The data inside the partitions themselves will be ordered, however, there is no guarantee that the messages will be consumed in any given order when using multiple partitions.
In Kafka, the broker acts as a group coordinator. If a consumer dies, the broker will detect this, and trigger a consumer rebalance, reassigning the partition to the remaining consumers in the group.
When creating a consumer, the rebalance can be configured through the use of a specific assignment strategy. Assignment strategies are methods in which the partitions are divided between the consumers, with different strategies leading to more efficient reassignments of consumers.
- Round Robin Assignor: assigns a partition to a consumer one by one. This is not very efficient as each partition will be reassigned.
- Sticky Assignor: When a rebalance takes place, it will attempt to changes as little as possible, moving only the partitions from the dead consumer. This is a more efficient approach.
- Static Assignment: Gives consumers an ID. If after 5 minutes, the consumer comes back on, use ID to reassign their assignments. Need to have assigned an identity for consumers, as well as increased session timeout.
- Cooperative Sticky Assignor: An improvement on the Sticky Assignor, that allows consumers to keep processing their data during a rebalance, minimizing any processing downtime, before redistributing those partitions.
Offsets: Bookmarking your progress
So how does a consumer know which messages it has already read? Each message in a partition, has a unique, sequential identifier, called an offset.
An offset is essentially a position within the partition, that determines which message is to be consumed next, acting as a bookmark for the partition.
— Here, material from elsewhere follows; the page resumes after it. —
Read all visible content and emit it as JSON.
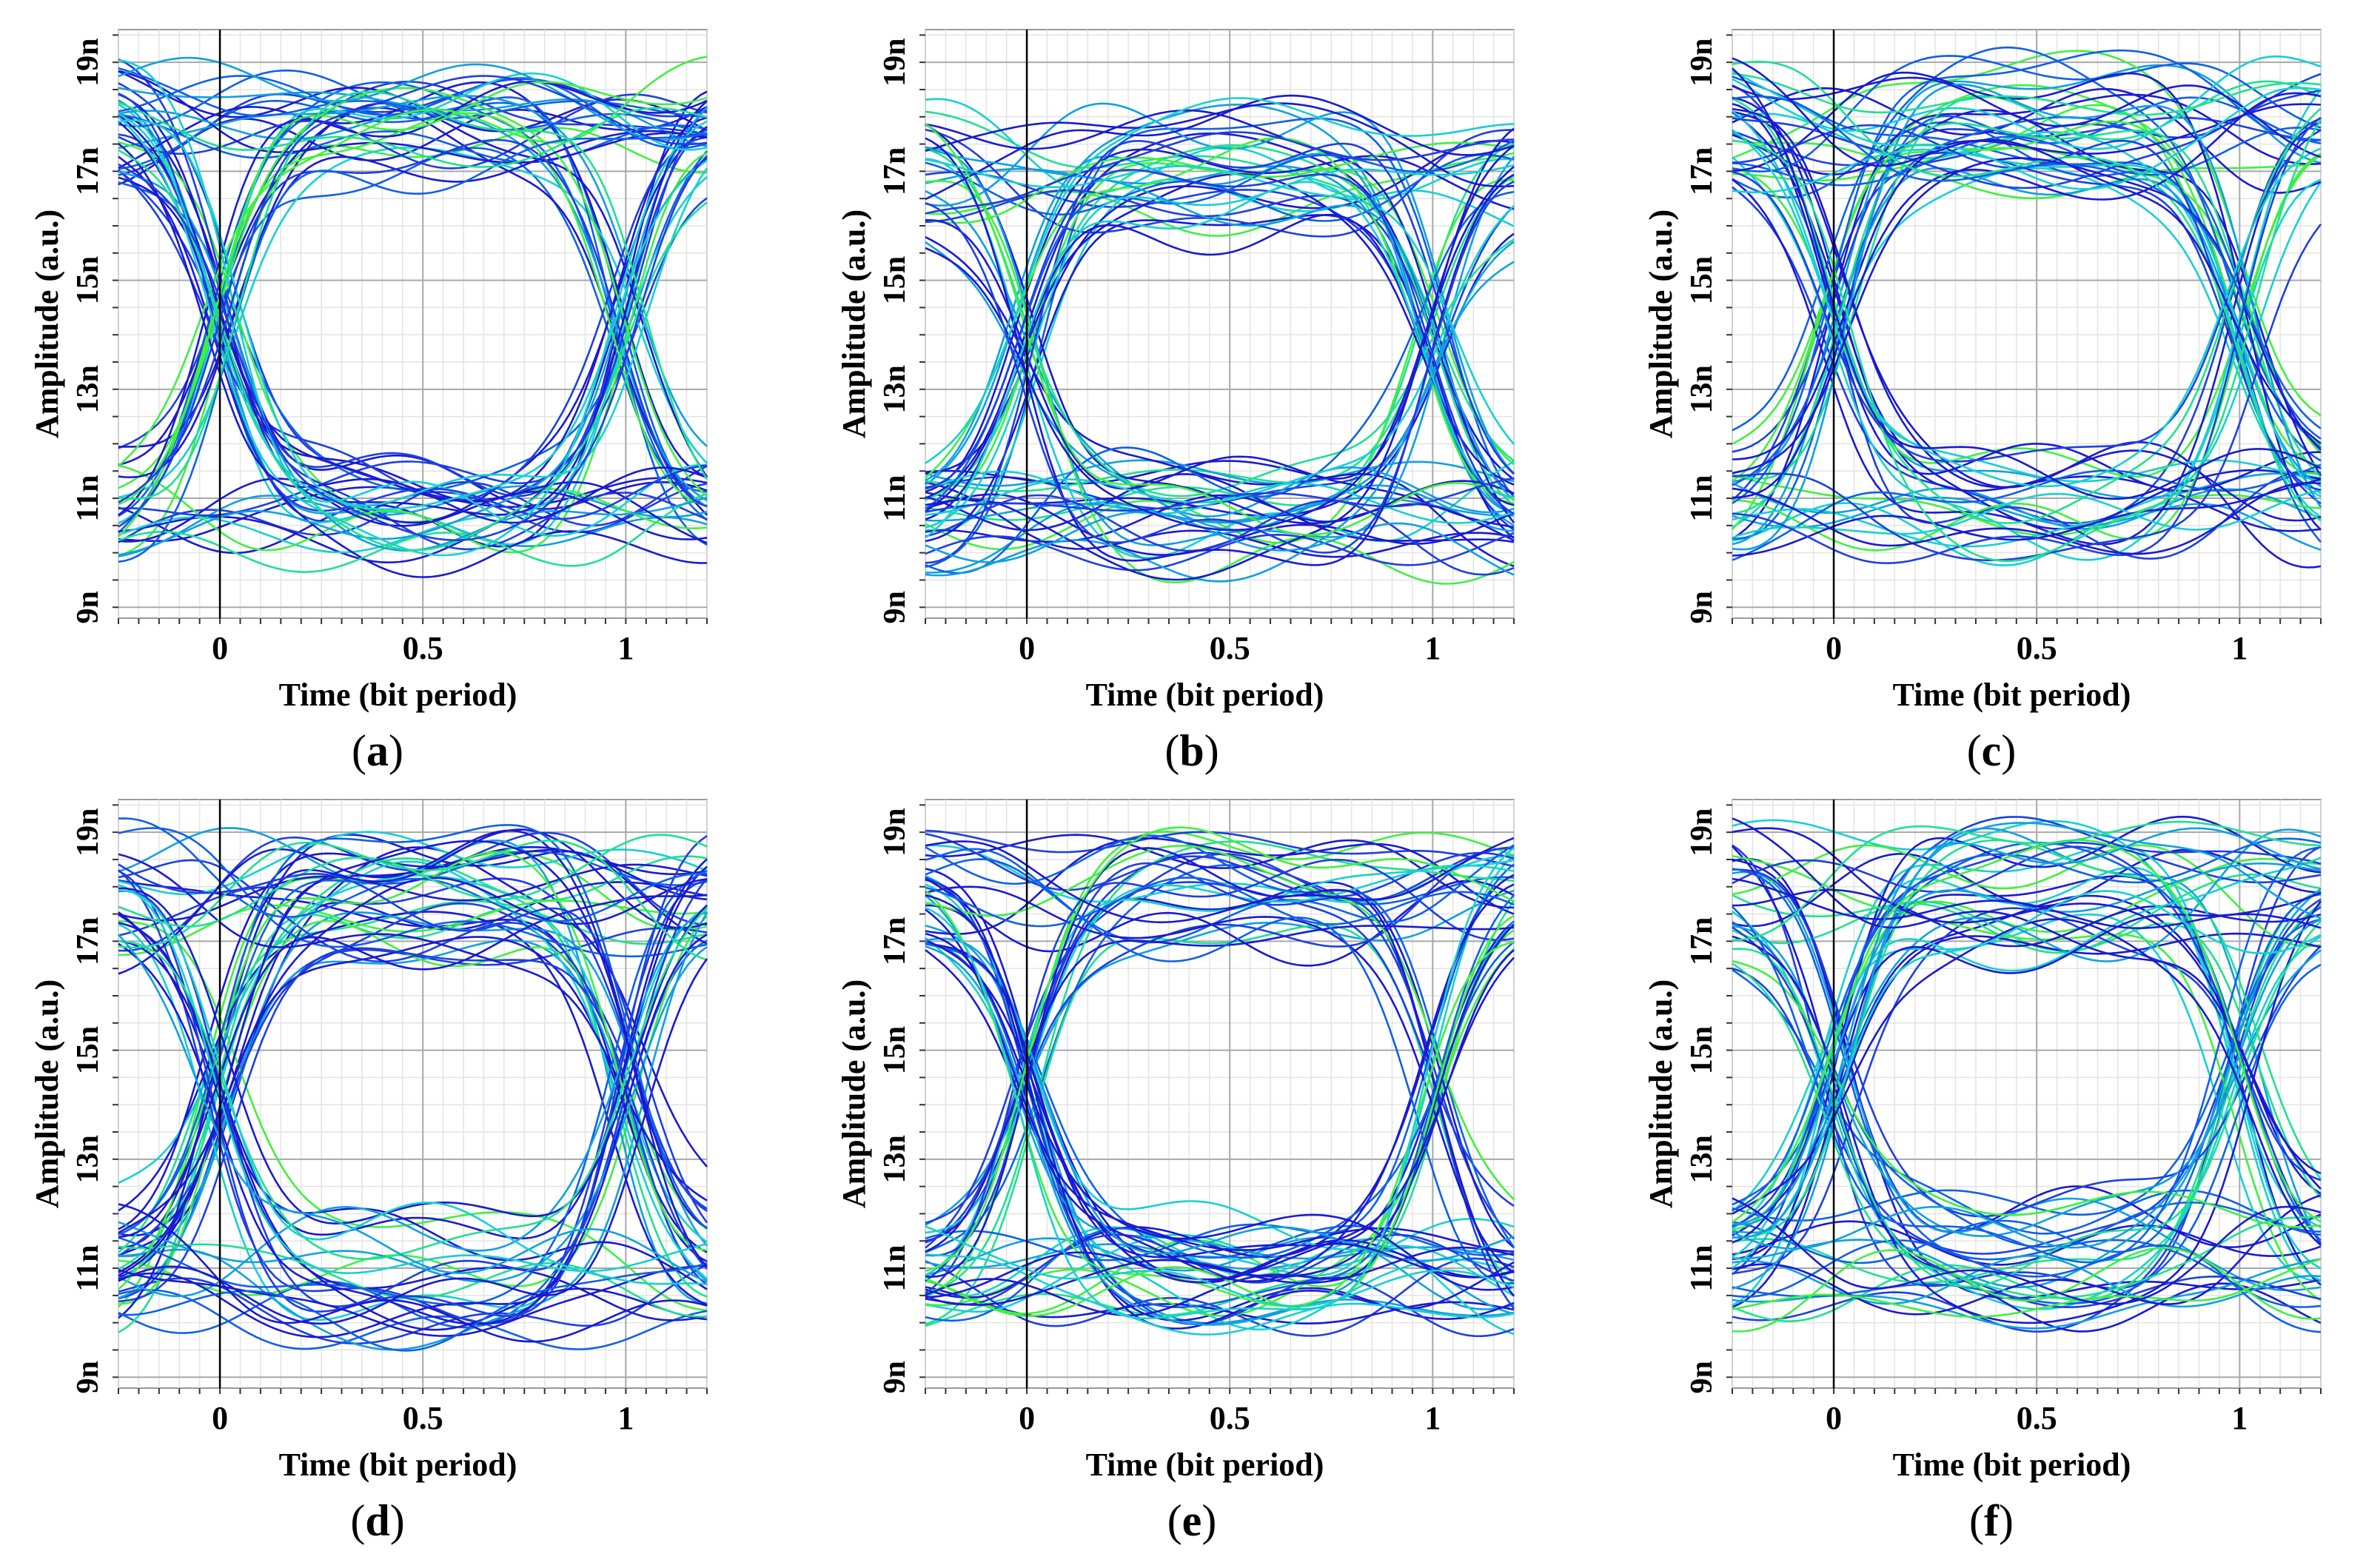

By default, Kafka stores these offsets in an internal topic called __consumer_offset
, this being the most common and recommended approach, as it's managed by Kafka itself.
Putting It All Together
From producers ensuring data reliability, to consumer groups processing the messages in parallel, Kafka's architecture provides a powerful framework for building real-time data applications. Alongside these, the core concepts of topics, partitions, and offsets, build the foundations of a scalable, resilient and fast system.